福冨:みんなで、エリアの境をなくして交流していきたいですよね。共創しようとする時に、一番大きな「想い」を共有することが大事だと思います。途中でプロジェクトが頓挫になることもあります。そんな時に、支えになるのは、掲げたビジョンや本気度、姿勢、仲間です。
西陣には、まちも自然もあり、お互いの顔が見えて繋がれる環境があり、コミュニティスペースのような拠点があちこちにある。これからもっと住みやすいまちになっていくと思いますよ。

描く未来のビジョンは、足もとから地球規模まで

大塚:共創に欠かせない「想い」について、キタラボがどういう思いで動いているかというと、「次の世代にどんな地球をのこせるか」、ただそこだけなんです。私は「北区地球村計画」というのを勝手に描いていて、100年後の地球のモデルとなるような北区をイメージして動いています。物質的な部分では100年後どうなっているかわかりません。でも、人間が何を幸せと感じ、喜びとするのかという感情は、100年後も変わらないと思うんです。そのビジョンに向かっていければ、上京区だろうと北区だろうと私には関係なかったりします。

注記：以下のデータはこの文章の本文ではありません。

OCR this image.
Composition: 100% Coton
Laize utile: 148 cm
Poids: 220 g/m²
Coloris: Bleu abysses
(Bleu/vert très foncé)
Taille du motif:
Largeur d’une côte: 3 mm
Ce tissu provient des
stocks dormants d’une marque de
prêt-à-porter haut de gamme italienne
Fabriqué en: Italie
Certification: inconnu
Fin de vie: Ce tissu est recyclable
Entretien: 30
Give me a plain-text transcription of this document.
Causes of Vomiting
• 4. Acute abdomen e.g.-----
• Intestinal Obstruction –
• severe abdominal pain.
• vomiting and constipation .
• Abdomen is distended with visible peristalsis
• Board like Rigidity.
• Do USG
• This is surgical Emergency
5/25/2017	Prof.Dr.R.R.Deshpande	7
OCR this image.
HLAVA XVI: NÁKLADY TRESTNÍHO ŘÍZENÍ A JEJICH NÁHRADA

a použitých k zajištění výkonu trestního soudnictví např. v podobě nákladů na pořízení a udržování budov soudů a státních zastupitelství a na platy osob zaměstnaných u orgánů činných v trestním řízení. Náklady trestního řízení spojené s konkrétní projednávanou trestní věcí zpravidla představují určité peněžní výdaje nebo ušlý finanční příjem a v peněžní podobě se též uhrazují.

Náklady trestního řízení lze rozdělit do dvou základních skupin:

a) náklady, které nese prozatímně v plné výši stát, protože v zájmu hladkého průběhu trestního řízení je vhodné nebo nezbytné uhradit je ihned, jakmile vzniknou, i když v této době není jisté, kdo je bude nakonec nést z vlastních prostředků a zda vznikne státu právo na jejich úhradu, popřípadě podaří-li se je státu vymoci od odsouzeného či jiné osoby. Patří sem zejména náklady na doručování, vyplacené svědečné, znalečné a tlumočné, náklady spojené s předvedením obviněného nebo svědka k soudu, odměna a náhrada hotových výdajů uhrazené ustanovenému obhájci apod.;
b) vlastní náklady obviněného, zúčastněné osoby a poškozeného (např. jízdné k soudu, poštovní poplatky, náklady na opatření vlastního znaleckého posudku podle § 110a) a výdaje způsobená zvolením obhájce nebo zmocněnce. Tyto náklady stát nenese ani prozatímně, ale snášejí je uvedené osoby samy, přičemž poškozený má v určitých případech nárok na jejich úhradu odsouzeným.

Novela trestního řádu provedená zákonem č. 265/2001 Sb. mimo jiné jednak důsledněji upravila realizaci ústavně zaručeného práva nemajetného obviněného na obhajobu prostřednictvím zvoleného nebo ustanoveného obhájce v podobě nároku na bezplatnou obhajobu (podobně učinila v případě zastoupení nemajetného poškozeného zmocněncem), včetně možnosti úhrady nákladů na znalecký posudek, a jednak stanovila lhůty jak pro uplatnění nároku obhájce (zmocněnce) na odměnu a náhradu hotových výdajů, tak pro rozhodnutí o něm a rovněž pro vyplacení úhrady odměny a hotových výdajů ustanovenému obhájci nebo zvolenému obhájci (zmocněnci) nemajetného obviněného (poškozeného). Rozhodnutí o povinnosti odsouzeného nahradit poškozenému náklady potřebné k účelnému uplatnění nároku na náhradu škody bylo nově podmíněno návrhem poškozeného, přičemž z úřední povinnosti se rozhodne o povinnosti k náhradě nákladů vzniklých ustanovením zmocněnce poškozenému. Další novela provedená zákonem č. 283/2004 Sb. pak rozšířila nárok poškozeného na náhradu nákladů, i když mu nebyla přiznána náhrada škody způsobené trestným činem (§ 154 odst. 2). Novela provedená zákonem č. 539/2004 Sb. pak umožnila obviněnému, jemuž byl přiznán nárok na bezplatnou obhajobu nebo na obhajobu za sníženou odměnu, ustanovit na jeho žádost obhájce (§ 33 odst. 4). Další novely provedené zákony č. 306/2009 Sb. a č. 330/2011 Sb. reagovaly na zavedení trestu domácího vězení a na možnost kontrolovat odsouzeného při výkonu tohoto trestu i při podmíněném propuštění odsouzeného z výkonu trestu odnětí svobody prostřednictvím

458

瀬川:なんか、地球規模の話ですごいです!そのあとでなんですが……(笑)。僕自身は足もとから始めるしかないと思っていて。まず自分がこの公園に来て、同じく遊びに来ている人たちと、どうしたらまちがより良く変わっていけるのかを考え、一人ひとりと丁寧に向き合っていきたいです。一つひとつの変化がどんどん広がっていって、みんなの暮らしにつながっていくといいなと思います。願っていることは、大塚さんと同じ。この場所にこだわる必要はなくて、多様で自由で楽しくて面白い、そういう場であればいいなと思っています。すると、コラボレーションや開かれた対話が生まれていくはずです。

福冨:上京区も北区も、それぞれに理想とする地域や西陣の姿があって面白いですね。足もとから地球全体まで広い視野をもって取り組んでいきたいです。これからの展開がますます楽しみです。

左はスタジオモナカの岡山泰士さん。渋滞によって合流が遅れたことにより、写真のみの登場に。またゆっくりお話ししましょう!